Along with Rutland, the selection committee members are: Rodney Close, Boys and Girls Clubs of the Chattahoochee Valley chief executive officer; Steve Davis, Columbus Water Works president; Kim Lester, the 2013 Teacher of the Year when she taught at Britt David (now at St. Elmo); Marquette McKnight, Media Marketing and More chief executive officer and the foundation's administrator; Joe Mills, the 2002 Teacher of the Year when he taught at Johnson Elementary (now an educational consultant at the Center for the Collaborative Classroom); Bill Murphy, Greater Columbus Chamber of Commerce executive vice president for economic development; and Warren Steele, Columbus Regional Health Board of Directors chairman.

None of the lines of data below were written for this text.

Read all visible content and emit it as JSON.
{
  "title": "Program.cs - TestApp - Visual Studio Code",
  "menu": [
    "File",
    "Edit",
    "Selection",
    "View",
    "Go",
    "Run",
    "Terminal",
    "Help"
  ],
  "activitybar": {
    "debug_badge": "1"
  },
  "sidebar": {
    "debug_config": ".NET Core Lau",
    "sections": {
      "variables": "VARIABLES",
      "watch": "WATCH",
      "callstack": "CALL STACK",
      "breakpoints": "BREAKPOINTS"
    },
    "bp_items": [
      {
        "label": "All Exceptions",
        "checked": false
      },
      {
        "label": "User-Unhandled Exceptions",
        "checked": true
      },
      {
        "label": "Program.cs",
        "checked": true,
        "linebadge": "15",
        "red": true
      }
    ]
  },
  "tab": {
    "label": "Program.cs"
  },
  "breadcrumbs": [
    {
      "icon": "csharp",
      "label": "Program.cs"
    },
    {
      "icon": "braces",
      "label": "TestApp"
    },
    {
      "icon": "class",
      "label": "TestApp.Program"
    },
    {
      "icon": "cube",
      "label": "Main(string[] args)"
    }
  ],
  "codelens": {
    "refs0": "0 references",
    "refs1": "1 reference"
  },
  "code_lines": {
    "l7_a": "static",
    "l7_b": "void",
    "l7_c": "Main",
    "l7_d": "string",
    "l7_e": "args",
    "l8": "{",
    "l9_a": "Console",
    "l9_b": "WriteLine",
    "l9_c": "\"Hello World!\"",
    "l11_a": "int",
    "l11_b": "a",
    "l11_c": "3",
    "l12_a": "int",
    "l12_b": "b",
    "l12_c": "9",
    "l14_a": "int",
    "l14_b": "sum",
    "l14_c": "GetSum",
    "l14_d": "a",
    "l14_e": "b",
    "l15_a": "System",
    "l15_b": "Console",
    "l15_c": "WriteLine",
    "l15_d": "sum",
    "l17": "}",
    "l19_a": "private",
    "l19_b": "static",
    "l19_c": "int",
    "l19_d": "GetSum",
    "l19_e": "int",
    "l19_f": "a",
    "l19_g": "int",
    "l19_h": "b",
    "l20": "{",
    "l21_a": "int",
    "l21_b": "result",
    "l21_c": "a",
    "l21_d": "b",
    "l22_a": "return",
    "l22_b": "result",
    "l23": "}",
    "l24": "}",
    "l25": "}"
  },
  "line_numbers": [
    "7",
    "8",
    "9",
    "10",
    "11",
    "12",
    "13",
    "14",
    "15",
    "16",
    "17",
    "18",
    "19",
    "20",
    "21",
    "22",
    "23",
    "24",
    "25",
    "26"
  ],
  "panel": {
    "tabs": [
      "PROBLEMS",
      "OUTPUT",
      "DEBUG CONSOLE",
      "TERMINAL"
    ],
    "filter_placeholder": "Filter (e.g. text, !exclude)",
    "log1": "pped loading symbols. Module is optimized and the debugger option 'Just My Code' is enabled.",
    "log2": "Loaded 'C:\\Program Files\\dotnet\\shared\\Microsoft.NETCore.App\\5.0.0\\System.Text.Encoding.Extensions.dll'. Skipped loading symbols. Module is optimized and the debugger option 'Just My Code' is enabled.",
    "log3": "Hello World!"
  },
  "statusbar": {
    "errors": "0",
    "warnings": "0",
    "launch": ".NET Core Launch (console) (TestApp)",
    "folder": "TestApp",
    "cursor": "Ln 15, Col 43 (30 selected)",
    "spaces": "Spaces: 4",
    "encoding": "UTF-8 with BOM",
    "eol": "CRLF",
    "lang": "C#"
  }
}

The foundation awarded each nominee $100, each semifinalist $500, each finalist $1,000 and the winner $5,000 plus the honor of being celebrated on a Bell Media billboard. The semifinalists also received a movie pass for a year from Carmike Cinemas.
MEEF is a nonprofit organization dedicated to fostering educational excellence by helping and honoring innovative and effective teachers. In its 19-year history, the foundation has awarded more than $1.9 million through the Teacher of the Year, STEM-T3, Harvard Fellows and Harvard Project Zero programs, as well as grants.